Ma ancora tanto rimane da fare. In primo luogo occorre dare certezza dei tempi per portare a regime l’organico che – se pienamente in funzione - consentirebbe, infatti, di ottenere un cambio di passo determinante nella destinazione degli 11.000 beni immobili (in termini di particelle catastali) confiscati in via definitiva e ancora da destinare, nel monitoraggio e verifica dell’effettiva restituzione alla collettività degli oltre 16.000 beni immobili già destinati allo Stato o ai Comuni, nell’azione di supporto all’autorità giudiziaria e di accompagnamento alla programmazione e progettazione dei Comuni e delle organizzazioni sociali e sindacali. Insieme al cambio di rotta richiesto nella gestione delle aziende sequestrate e confiscate e per tutelare i loro lavoratori. Tutti obiettivi contenuti nel documento di strategia nazionale per la valorizzazione pubblica e sociale dei beni confiscati, attraverso le politiche di coesione, approvato poco più di un anno fa.
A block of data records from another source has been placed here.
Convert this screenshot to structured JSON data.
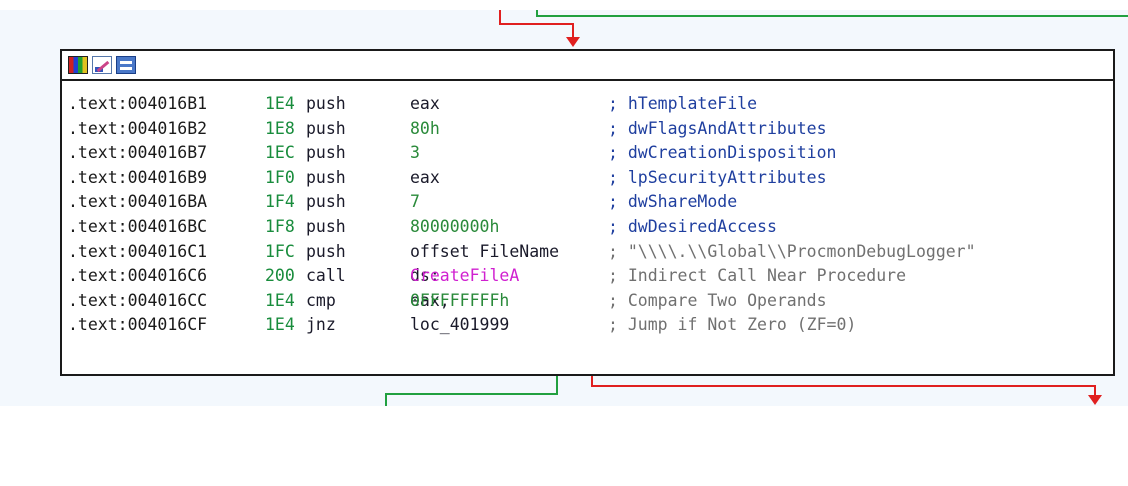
{
  "toolbar": {
    "icons": [
      "palette-icon",
      "edit-icon",
      "graph-icon"
    ]
  },
  "colors": {
    "false_edge": "#e02020",
    "true_edge": "#21a040",
    "comment_blue": "#1f3f9f",
    "comment_gray": "#707070",
    "stack_green": "#188c3c",
    "api_magenta": "#d020d0"
  },
  "lines": [
    {
      "addr": ".text:004016B1",
      "sp": "1E4",
      "mnem": "push",
      "op": "eax",
      "comment": "; hTemplateFile"
    },
    {
      "addr": ".text:004016B2",
      "sp": "1E8",
      "mnem": "push",
      "op": "80h",
      "comment": "; dwFlagsAndAttributes"
    },
    {
      "addr": ".text:004016B7",
      "sp": "1EC",
      "mnem": "push",
      "op": "3",
      "comment": "; dwCreationDisposition"
    },
    {
      "addr": ".text:004016B9",
      "sp": "1F0",
      "mnem": "push",
      "op": "eax",
      "comment": "; lpSecurityAttributes"
    },
    {
      "addr": ".text:004016BA",
      "sp": "1F4",
      "mnem": "push",
      "op": "7",
      "comment": "; dwShareMode"
    },
    {
      "addr": ".text:004016BC",
      "sp": "1F8",
      "mnem": "push",
      "op": "80000000h",
      "comment": "; dwDesiredAccess"
    },
    {
      "addr": ".text:004016C1",
      "sp": "1FC",
      "mnem": "push",
      "op": "offset FileName",
      "comment": "; \"\\\\\\\\.\\\\Global\\\\ProcmonDebugLogger\""
    },
    {
      "addr": ".text:004016C6",
      "sp": "200",
      "mnem": "call",
      "op_seg": "ds:",
      "op_fn": "CreateFileA",
      "comment": "; Indirect Call Near Procedure"
    },
    {
      "addr": ".text:004016CC",
      "sp": "1E4",
      "mnem": "cmp",
      "op_reg": "eax, ",
      "op_num": "0FFFFFFFFh",
      "comment": "; Compare Two Operands"
    },
    {
      "addr": ".text:004016CF",
      "sp": "1E4",
      "mnem": "jnz",
      "op": "loc_401999",
      "comment": "; Jump if Not Zero (ZF=0)"
    }
  ]
}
Per queste ragioni, chiediamo al Governo e al Parlamento di intervenire con urgenza, rimettendo al centro delle priorità dell’azione politica l’impegno a migliorare l’operatività dell’Agenzia al fine di sostenere e sviluppare le buone pratiche amministrative e sociali attivate dal 1996 ad oggi, riconosciute ormai a livello europeo ed internazionale. Come è accaduto con la Direttiva europea del 2014 e, più recentemente, quando la VIII Conferenza degli Stati Parte della Convenzione delle Nazioni Unite contro la corruzione si è conclusa, il 20 dicembre 2019, con l’approvazione di una Risoluzione che fa esplicita menzione del riuso a fini sociali dei beni confiscati come modello che gli Stati Parte sono incoraggiati a prendere in considerazione.